As you might’ve expected I found in this file what had been missing from the last. I found the full – mouse-free – “CHILD STUDY REPORT”. I must admit, out-rightly, that as excited as I was to see the three pages that hadn’t been eaten away by mice I knew, after 10 years of wondering, that this document would do little to appease my curiosity.
The mouse-free documents didn’t contain any additional information of interest. I’ll admit I was a little disappointed, but was glad to have found an entirely new set of old papers to sort through. This binder would inevitably lead to disappointment. I ignored it and armed with a box of tissues, for the dust and the tears, and an unemployed afternoon I plunged headlong into the binder.
For the next few hours I read through the paperwork my parents filled out. Incredibly bored at times and touched at others by their sincerity and genuine dedication to do what they thought was the “right” choice, to adopt. I was mesmerized that they had worked for so long, three years, just to adopt a child they knew nothing about until a few months before my father picked me up from India.

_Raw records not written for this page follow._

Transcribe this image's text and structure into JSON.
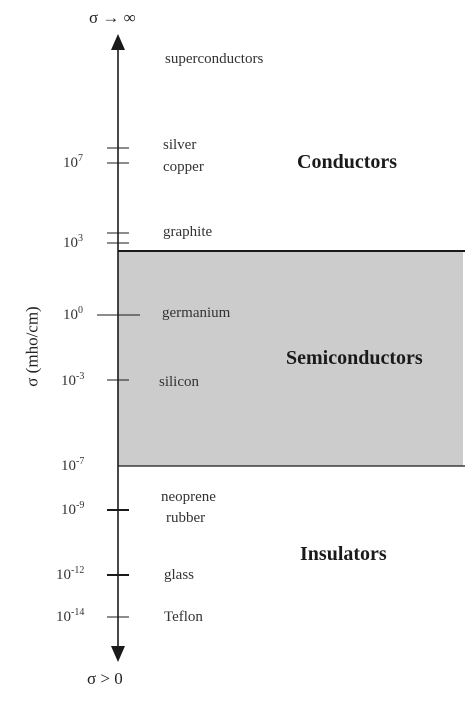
{
  "axis": {
    "top_label": "σ → ∞",
    "bottom_label": "σ > 0",
    "ylabel": "σ (mho/cm)"
  },
  "ticks": [
    {
      "base": "10",
      "exp": "7"
    },
    {
      "base": "10",
      "exp": "3"
    },
    {
      "base": "10",
      "exp": "0"
    },
    {
      "base": "10",
      "exp": "-3"
    },
    {
      "base": "10",
      "exp": "-7"
    },
    {
      "base": "10",
      "exp": "-9"
    },
    {
      "base": "10",
      "exp": "-12"
    },
    {
      "base": "10",
      "exp": "-14"
    }
  ],
  "materials": [
    "superconductors",
    "silver",
    "copper",
    "graphite",
    "germanium",
    "silicon",
    "neoprene",
    "rubber",
    "glass",
    "Teflon"
  ],
  "regions": {
    "conductors": "Conductors",
    "semiconductors": "Semiconductors",
    "insulators": "Insulators"
  },
  "colors": {
    "semiconductor_band": "#cccccc",
    "line": "#1a1a1a"
  }
}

I didn’t get through the entire binder. There were too many packets of paperwork, many duplicates in fact. I resorted to reading just the stuff my parents or the orphanage had written. When I was done I closed the binder, with all of its contents, and put it under my desk.
I felt relieved in a way. These findings lay to rest some of my curiosities, even if I hadn’t found some of the answers to my questions I now knew those answers no longer existed. Or at least they weren’t within my reach. I was glad in a way that this searching process was over and that I would have to be happy with what information I had.